At SkiWeather.eu, our snow forecast maps are built on a robust statistical modeling framework that integrates high-resolution meteorological data, advanced geospatial modeling, and adaptive statistical learning. The foundation of our system consists of approximately 20,000 observation points across the Alps, capturing a wide range of climatic conditions at varying altitudes. This rich dataset enables us to generate precise, elevation-sensitive snow forecasts.

To account for vertical variation in snowfall, forecast values are dynamically adjusted based on altitude relative to the freezing level, a critical step for modeling temperature-dependent precipitation phases. This elevation correction refines our ability to accurately reflect snow distribution patterns, especially in regions near the rain–snow transition zone.

At the heart of our prediction engine is a Generalized Additive Model (GAM), which captures the nonlinear relationships between snow accumulation and key predictors such as spatial coordinates, altitude, and microclimate clusters. The microclimate effect is derived from detailed time series of snow depth, snowfall, and temperature at both valley and mountain stations, allowing us to model localized snow behavior with high precision.

The GAM was fitted using a global spatial smooth, cluster-specific deviations with shrinkage selection, and an adaptive smooth for altitude. Rare clusters were pooled to avoid overfitting while preserving all data. The final model achieved a deviance explained of 76.91%, offering a strong balance between accuracy and interpretability. Adaptive smoothing of altitude improved model parsimony while maintaining performance, and shrinkage penalization automatically removed uninformative cluster terms.

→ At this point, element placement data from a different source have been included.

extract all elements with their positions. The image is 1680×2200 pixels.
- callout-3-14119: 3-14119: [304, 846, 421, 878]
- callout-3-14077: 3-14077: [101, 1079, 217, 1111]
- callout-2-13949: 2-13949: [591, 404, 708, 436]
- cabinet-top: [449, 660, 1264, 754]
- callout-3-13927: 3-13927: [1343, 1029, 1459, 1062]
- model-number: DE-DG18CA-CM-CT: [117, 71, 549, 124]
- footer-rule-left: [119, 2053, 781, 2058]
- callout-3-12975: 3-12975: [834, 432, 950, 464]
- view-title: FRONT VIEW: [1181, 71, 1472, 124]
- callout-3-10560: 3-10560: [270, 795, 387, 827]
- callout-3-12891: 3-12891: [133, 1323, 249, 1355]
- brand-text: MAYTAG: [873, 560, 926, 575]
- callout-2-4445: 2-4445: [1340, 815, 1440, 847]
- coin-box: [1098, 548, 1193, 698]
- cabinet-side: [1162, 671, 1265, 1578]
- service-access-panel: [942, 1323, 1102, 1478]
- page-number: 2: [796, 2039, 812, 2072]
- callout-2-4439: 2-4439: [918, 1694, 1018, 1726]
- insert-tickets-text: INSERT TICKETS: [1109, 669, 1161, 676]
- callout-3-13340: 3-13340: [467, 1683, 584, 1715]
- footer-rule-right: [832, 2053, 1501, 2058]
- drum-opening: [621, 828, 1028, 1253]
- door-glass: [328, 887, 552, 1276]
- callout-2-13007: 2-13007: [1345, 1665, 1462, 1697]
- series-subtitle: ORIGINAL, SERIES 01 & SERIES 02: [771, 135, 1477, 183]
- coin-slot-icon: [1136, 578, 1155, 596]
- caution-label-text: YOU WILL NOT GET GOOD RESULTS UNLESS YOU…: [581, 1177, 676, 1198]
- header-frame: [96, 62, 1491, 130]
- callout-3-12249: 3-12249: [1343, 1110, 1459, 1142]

To produce continuous and highly localized snow maps, we apply kriging interpolation, a geostatistical method that estimates snow accumulation at unmeasured locations based on nearby observations. This creates a seamless forecast surface, extending the predictive power of our model to every part of the Alps — even in data-sparse regions.

We also implement rigorous data filtering procedures, eliminating outliers and ensuring model inputs are reliable and meteorologically sound. By combining these statistical techniques with detailed topographic and climatic data, SkiWeather.eu delivers highly localized, realistic, and actionable snow forecasts, empowering skiers and resorts alike with accurate, next-generation insights into upcoming snow conditions.